Don’t Let Your Indoor Air Quality Suffer This Winter in Your Airtight Home
If you’re like most homeowners today, you’ve probably taken steps to lower energy use in your home. One of those steps likely included air sealing to ensure conditioned air stays in and the weather stays out. While this is certainly an effective way to reduce monthly expenses, a home that’s well sealed can degrade indoor air quality (IAQ) by locking more pollutants in. Before air sealing became so popular, fresh breathing air had better access inside through those small holes and cracks in a home’s shell. IAQ in winter can become an even bigger problem, when you likely work extra hard to keep the cold weather out. The following steps are relatively simple and inexpensive ways to improve IAQ in winter:
- Use household cleaners that aren’t made with harmful chemicals. You can find such products in most grocery stores, and they’re typically labeled as being environmentally safe products. You can also use a damp cloth to dust some areas.

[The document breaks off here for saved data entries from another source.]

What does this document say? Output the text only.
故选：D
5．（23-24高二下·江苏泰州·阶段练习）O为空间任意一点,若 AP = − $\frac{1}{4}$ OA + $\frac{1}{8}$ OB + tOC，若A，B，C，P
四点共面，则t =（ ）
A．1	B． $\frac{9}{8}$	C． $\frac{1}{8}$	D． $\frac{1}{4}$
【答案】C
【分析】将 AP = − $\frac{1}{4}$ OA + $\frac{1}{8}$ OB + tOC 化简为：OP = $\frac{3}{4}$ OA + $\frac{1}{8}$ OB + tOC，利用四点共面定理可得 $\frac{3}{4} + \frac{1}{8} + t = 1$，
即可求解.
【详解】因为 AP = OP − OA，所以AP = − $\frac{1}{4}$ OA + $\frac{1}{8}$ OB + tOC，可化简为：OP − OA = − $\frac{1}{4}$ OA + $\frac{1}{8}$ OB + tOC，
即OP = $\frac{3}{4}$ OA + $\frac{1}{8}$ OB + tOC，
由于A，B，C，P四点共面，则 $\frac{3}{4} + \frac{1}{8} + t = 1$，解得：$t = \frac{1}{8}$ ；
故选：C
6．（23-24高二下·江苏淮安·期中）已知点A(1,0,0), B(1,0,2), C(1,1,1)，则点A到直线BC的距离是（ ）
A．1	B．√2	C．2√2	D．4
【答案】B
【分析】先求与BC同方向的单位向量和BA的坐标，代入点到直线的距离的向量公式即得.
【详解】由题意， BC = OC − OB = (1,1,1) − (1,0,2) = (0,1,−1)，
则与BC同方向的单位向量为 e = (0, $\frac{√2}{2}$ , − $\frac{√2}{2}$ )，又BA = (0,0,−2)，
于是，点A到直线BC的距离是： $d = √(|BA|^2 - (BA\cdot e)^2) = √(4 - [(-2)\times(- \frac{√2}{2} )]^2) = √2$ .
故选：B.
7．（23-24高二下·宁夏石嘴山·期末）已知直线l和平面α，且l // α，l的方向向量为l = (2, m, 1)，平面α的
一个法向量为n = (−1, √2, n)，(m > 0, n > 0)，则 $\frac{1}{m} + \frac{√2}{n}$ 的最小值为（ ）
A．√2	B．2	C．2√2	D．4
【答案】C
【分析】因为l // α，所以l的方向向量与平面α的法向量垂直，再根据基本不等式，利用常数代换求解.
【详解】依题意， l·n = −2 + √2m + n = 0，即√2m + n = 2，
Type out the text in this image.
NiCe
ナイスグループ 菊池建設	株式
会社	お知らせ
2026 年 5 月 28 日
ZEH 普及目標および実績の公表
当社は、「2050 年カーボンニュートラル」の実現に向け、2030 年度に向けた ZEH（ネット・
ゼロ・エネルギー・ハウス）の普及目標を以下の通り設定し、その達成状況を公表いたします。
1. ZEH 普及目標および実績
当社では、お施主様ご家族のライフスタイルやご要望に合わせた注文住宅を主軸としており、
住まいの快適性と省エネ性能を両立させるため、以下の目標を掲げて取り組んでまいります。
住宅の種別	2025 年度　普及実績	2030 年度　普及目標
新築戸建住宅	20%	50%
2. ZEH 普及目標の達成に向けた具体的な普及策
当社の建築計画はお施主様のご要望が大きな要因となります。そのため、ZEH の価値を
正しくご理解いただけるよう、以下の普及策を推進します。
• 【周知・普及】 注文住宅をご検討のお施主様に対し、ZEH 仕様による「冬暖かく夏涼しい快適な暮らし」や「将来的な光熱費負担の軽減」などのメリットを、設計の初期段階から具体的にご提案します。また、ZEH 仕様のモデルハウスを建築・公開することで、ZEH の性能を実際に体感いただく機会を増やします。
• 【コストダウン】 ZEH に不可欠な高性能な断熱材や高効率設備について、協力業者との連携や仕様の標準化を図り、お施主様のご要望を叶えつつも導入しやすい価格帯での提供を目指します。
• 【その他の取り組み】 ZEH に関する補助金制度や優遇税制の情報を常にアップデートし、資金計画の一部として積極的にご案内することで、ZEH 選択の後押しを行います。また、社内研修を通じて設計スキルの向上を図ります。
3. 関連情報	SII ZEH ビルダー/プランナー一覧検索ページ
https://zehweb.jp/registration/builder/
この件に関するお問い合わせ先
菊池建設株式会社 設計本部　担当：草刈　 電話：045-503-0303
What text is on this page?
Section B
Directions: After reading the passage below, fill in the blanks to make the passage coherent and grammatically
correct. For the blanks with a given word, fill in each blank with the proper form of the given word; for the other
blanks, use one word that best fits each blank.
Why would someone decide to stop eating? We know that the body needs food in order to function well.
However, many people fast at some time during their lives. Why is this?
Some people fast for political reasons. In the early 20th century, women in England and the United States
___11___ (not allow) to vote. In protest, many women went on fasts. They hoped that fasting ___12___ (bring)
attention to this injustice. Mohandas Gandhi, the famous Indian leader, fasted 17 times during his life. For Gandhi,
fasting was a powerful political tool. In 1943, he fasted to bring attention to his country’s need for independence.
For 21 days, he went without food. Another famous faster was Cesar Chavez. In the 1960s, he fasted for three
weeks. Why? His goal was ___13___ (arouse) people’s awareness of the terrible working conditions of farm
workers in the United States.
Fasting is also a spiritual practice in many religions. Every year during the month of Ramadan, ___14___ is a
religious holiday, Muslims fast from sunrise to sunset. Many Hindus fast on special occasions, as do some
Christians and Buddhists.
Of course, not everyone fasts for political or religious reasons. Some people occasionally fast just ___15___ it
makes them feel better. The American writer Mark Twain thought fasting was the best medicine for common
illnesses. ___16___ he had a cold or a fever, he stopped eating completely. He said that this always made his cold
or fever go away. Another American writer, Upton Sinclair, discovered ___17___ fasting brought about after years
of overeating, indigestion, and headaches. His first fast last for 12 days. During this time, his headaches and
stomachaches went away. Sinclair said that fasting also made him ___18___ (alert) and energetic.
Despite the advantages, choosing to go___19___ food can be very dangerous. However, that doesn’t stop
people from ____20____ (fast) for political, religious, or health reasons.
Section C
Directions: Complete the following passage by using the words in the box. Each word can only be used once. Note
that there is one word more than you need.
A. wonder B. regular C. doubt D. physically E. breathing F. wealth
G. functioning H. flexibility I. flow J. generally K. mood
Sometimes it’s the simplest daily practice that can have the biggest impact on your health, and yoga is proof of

- Avoid having cigarette smoke anywhere near your home.
- Choose furniture, carpeting and textiles that aren’t made with harmful chemicals when you need to upgrade.
Isolating Sources of Poor Indoor Air Quality
- Store products that are made with pollutants in your garage or an outdoor storage shed.
- Have a professional line the floor of basements and crawl spaces with plastics covers to keep radon from coming into your home.
- Hire a professional to check that natural gas appliances like the furnace and water heater are properly vented to the outdoors.
- Consider purchasing sealed combustion units when buying new appliances.
Ventilating to Keep the Air Flowing
- Let in fresh air by opening windows whenever the weather allows it.
- Use a mechanical ventilation device to help ensure proper circulation of the air throughout your home.
- Ask a qualified HVAC contractor to help you figure out the best kind of ventilation system for your household’s needs.